# The Style of the Villages in Arizona



## Bubbska (Apr 18, 2022)

The wife and I spent a week last year in the villages and loved it.  Loved the town squares, the live concerts and everything available by golf cart.  
We live in Colorado and would like to keep a home also here to be close to family.  Florida just seems so far away to go back and forth.  I s there anything like The Villages in Arizona?


----------



## OneEyedDiva (Apr 19, 2022)

I just checked their website. It doesn't seem they have another location but I wondered if something similar under other names are located in other states. I did a search and found this. It mentions Sun City in AZ. The red links within the article connect you to the homes available (each with several photos), the amenities and tax information. Some of the homes look quite affordable.
https://www.55places.com/blog/communities-across-the-country-that-compare-to-the-villages
Here are some reviews:
https://www.55places.com/arizona/communities/sun-city#reviews
Welcome to the forum. Nice group of people here so I hope you enjoy it as much as I do.


@C50


----------



## C50 (Apr 19, 2022)

I'm following this post.   I have tried researching for the same type of community in AZ. and never came up with anything except some mobile home parks.  My ex in-laws live in the Villages in FL. and also really liked the setup and community, but am not a fan of FL. overall so don't want to live there.


----------



## Bubbska (Apr 19, 2022)

OneEyedDiva said:


> I just checked their website. It doesn't seem they have another location but I wondered if something similar under other names are located in other states. I did a search and found this. It mentions Sun City in AZ. The red links within the article connect you to the homes available (each with several photos), the amenities and tax information.

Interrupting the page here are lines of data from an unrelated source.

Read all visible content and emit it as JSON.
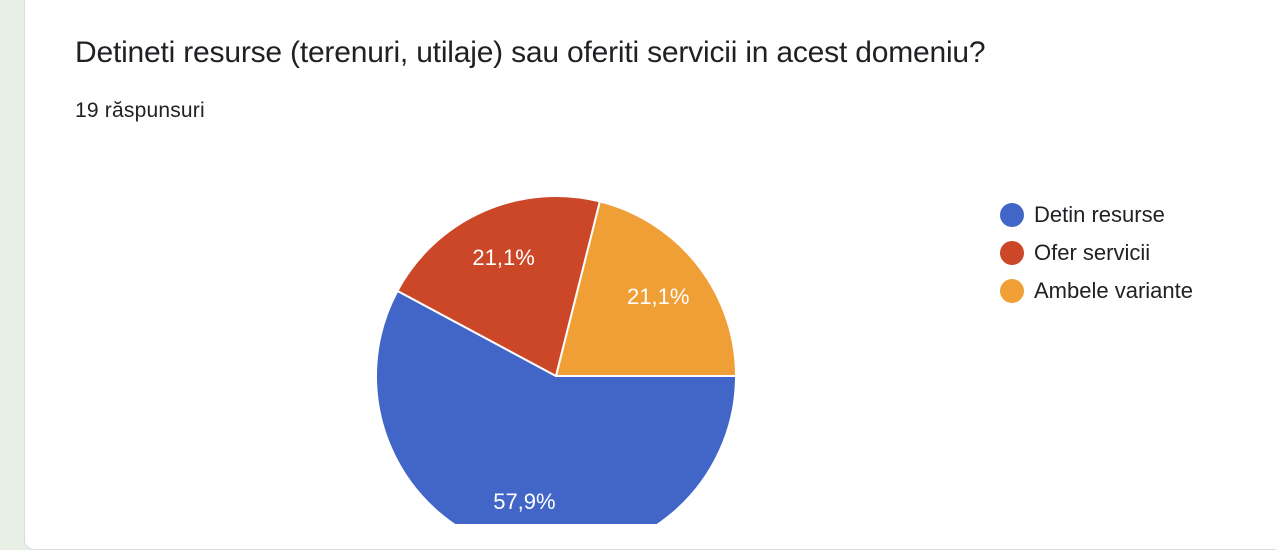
{
  "question": {
    "title": "Detineti resurse (terenuri, utilaje) sau oferiti servicii in acest domeniu?",
    "responses": "19 răspunsuri"
  },
  "chart_data": {
    "type": "pie",
    "categories": [
      "Detin resurse",
      "Ofer servicii",
      "Ambele variante"
    ],
    "values": [
      57.9,
      21.1,
      21.1
    ],
    "labels": [
      "57,9%",
      "21,1%",
      "21,1%"
    ],
    "colors": [
      "#4166c7",
      "#cc4727",
      "#f09f36"
    ],
    "legend": "right"
  }
}
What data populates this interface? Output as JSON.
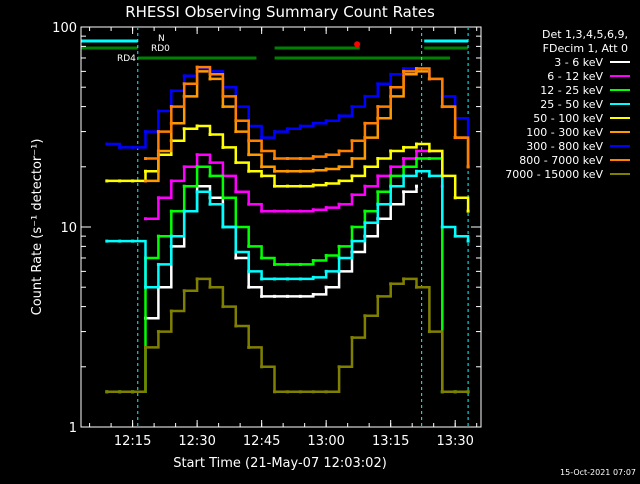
{
  "title": "RHESSI Observing Summary Count Rates",
  "xlabel": "Start Time (21-May-07 12:03:02)",
  "ylabel": "Count Rate (s⁻¹ detector⁻¹)",
  "footer_date": "15-Oct-2021 07:07",
  "detector_info": [
    "Det 1,3,4,5,6,9,",
    "FDecim 1, Att 0"
  ],
  "colors": {
    "background": "#000000",
    "axes": "#ffffff",
    "flag_cyan": "#00ffff",
    "flag_green": "#008000",
    "marker_red": "#ff0000"
  },
  "flags": [
    {
      "label": "N",
      "color": "#00ffff",
      "segments": [
        [
          12.05,
          12.27
        ],
        [
          13.38,
          13.55
        ]
      ]
    },
    {
      "label": "RD0",
      "color": "#008000",
      "segments": [
        [
          12.05,
          12.27
        ],
        [
          12.8,
          13.13
        ],
        [
          13.38,
          13.55
        ]
      ]
    },
    {
      "label": "RD4",
      "color": "#008000",
      "segments": [
        [
          12.27,
          12.73
        ],
        [
          12.8,
          13.48
        ]
      ]
    }
  ],
  "chart_data": {
    "type": "line",
    "title": "RHESSI Observing Summary Count Rates",
    "xlabel": "Start Time (21-May-07 12:03:02)",
    "ylabel": "Count Rate (s⁻¹ detector⁻¹)",
    "x_unit": "UT hours",
    "xlim": [
      12.05,
      13.6
    ],
    "ylim": [
      1,
      100
    ],
    "yscale": "log",
    "grid": false,
    "legend_position": "right",
    "x_ticks": [
      {
        "value": 12.25,
        "label": "12:15"
      },
      {
        "value": 12.5,
        "label": "12:30"
      },
      {
        "value": 12.75,
        "label": "12:45"
      },
      {
        "value": 13.0,
        "label": "13:00"
      },
      {
        "value": 13.25,
        "label": "13:15"
      },
      {
        "value": 13.5,
        "label": "13:30"
      }
    ],
    "y_ticks": [
      {
        "value": 1,
        "label": "1"
      },
      {
        "value": 10,
        "label": "10"
      },
      {
        "value": 100,
        "label": "100"
      }
    ],
    "x": [
      12.15,
      12.2,
      12.25,
      12.3,
      12.35,
      12.4,
      12.45,
      12.5,
      12.55,
      12.6,
      12.65,
      12.7,
      12.75,
      12.8,
      12.85,
      12.9,
      12.95,
      13.0,
      13.05,
      13.1,
      13.15,
      13.2,
      13.25,
      13.3,
      13.35,
      13.4,
      13.45,
      13.5,
      13.55
    ],
    "series": [
      {
        "name": "3 - 6 keV",
        "color": "#ffffff",
        "values": [
          null,
          null,
          null,
          3.5,
          5,
          8,
          12,
          16,
          14,
          10,
          7,
          5,
          4.5,
          4.5,
          4.5,
          4.5,
          4.6,
          5,
          6,
          7.5,
          9,
          11,
          13,
          15,
          16,
          null,
          null,
          null,
          null
        ]
      },
      {
        "name": "6 - 12 keV",
        "color": "#ff00ff",
        "values": [
          null,
          null,
          null,
          11,
          14,
          17,
          20,
          23,
          21,
          18,
          15,
          13,
          12,
          12,
          12,
          12,
          12.2,
          12.5,
          13,
          14.5,
          16,
          18,
          20,
          22,
          24,
          24,
          16,
          null,
          null
        ]
      },
      {
        "name": "12 - 25 keV",
        "color": "#00ff00",
        "values": [
          1.5,
          1.5,
          1.5,
          7,
          9,
          12,
          16,
          20,
          18,
          14,
          10,
          8,
          7,
          6.5,
          6.5,
          6.5,
          6.8,
          7.2,
          8,
          10,
          12,
          15,
          18,
          20,
          22,
          22,
          1.5,
          1.5,
          1.5
        ]
      },
      {
        "name": "25 - 50 keV",
        "color": "#00ffff",
        "values": [
          8.5,
          8.5,
          8.5,
          5,
          6.5,
          9,
          12,
          15,
          13,
          10,
          7.5,
          6,
          5.5,
          5.5,
          5.5,
          5.5,
          5.6,
          6,
          7,
          8.5,
          10.5,
          13,
          16,
          18,
          19,
          18,
          10,
          9,
          8.5
        ]
      },
      {
        "name": "50 - 100 keV",
        "color": "#ffff00",
        "values": [
          17,
          17,
          17,
          19,
          23,
          27,
          31,
          32,
          29,
          25,
          21,
          19,
          18,
          16,
          16,
          16,
          16.2,
          16.5,
          17,
          18,
          20,
          22,
          24,
          25,
          26,
          24,
          18,
          14,
          12
        ]
      },
      {
        "name": "100 - 300 keV",
        "color": "#ff9900",
        "values": [
          null,
          null,
          null,
          17,
          24,
          33,
          45,
          60,
          55,
          40,
          30,
          23,
          20,
          19,
          19,
          19,
          19.2,
          19.5,
          20,
          22,
          28,
          35,
          45,
          58,
          60,
          55,
          40,
          28,
          20
        ]
      },
      {
        "name": "300 - 800 keV",
        "color": "#0000ff",
        "values": [
          26,
          25,
          25,
          30,
          38,
          48,
          57,
          62,
          60,
          50,
          40,
          32,
          28,
          30,
          31,
          32,
          33,
          34,
          36,
          40,
          45,
          52,
          58,
          62,
          62,
          55,
          45,
          35,
          28
        ]
      },
      {
        "name": "800 - 7000 keV",
        "color": "#ff8000",
        "values": [
          null,
          null,
          null,
          22,
          30,
          40,
          52,
          63,
          58,
          45,
          34,
          27,
          24,
          22,
          22,
          22,
          22.5,
          23,
          24,
          27,
          33,
          40,
          50,
          60,
          62,
          55,
          40,
          28,
          20
        ]
      },
      {
        "name": "7000 - 15000 keV",
        "color": "#808000",
        "values": [
          1.5,
          1.5,
          1.5,
          2.5,
          3,
          3.8,
          4.8,
          5.5,
          5,
          4,
          3.2,
          2.5,
          2,
          1.5,
          1.5,
          1.5,
          1.5,
          1.5,
          2,
          2.8,
          3.6,
          4.5,
          5.2,
          5.5,
          5,
          3,
          1.5,
          1.5,
          1.5
        ]
      }
    ]
  },
  "peak_marker": {
    "x": 13.12,
    "y": 82
  }
}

Some of the homes look quite affordable.
> https://www.55places.com/blog/communities-across-the-country-that-compare-to-the-villages
> Here are some reviews:
> https://www.55places.com/arizona/communities/sun-city#reviews
> ...


Thank you for your reply.  I have looked at this site a few times.


----------



## Bubbska (Apr 19, 2022)

C50 said:


> I'm following this post.   I have tried researching for the same type of community in AZ. and never came up with anything except some mobile home parks.  My ex in-laws live in the Villages in FL. and also really liked the setup and community, but am not a fan of FL. overall so don't want to live there.


I was hoping somebody on here have been to the villages and have found a place like them in Arizona.  We loved the town squares at the villages.  Everything you need was so close all you needed was a golf cart.


----------



## Manatee (Apr 24, 2022)

We used to live in Sun City West in Arizona which is 3 miles west of Sun City.  On the other side of Grand avenue from there is Sun City Grand and west of the city of Surprise is Sun City Festival.  All were built by the Del Webb corporation.  Many residents owned both a car and a golf cart.  There are many clubs and activities there.  We visited family in the Villages once, but did not see the common areas.


----------



## Brookswood (Jun 29, 2022)

Can one get a shot term rental in places like Sun City or similar?  I don't want to buy there until I am certain I would live there for many years.    I would like to a one - two month rental to see what life is like there.


----------



## Manatee (Jul 3, 2022)

Brookswood said:


> Can one get a shot term rental in places like Sun City or similar?  I don't want to buy there until I am certain I would live there for many years.    I would like to a one - two month rental to see what life is like there.


I would suggest inquiring at a local real estate office.  Zillow or Realtor.com might also be a source of information.  There are also sites that list retirement communities.  It is 7 years since we returned to Florida, so I am not current.


----------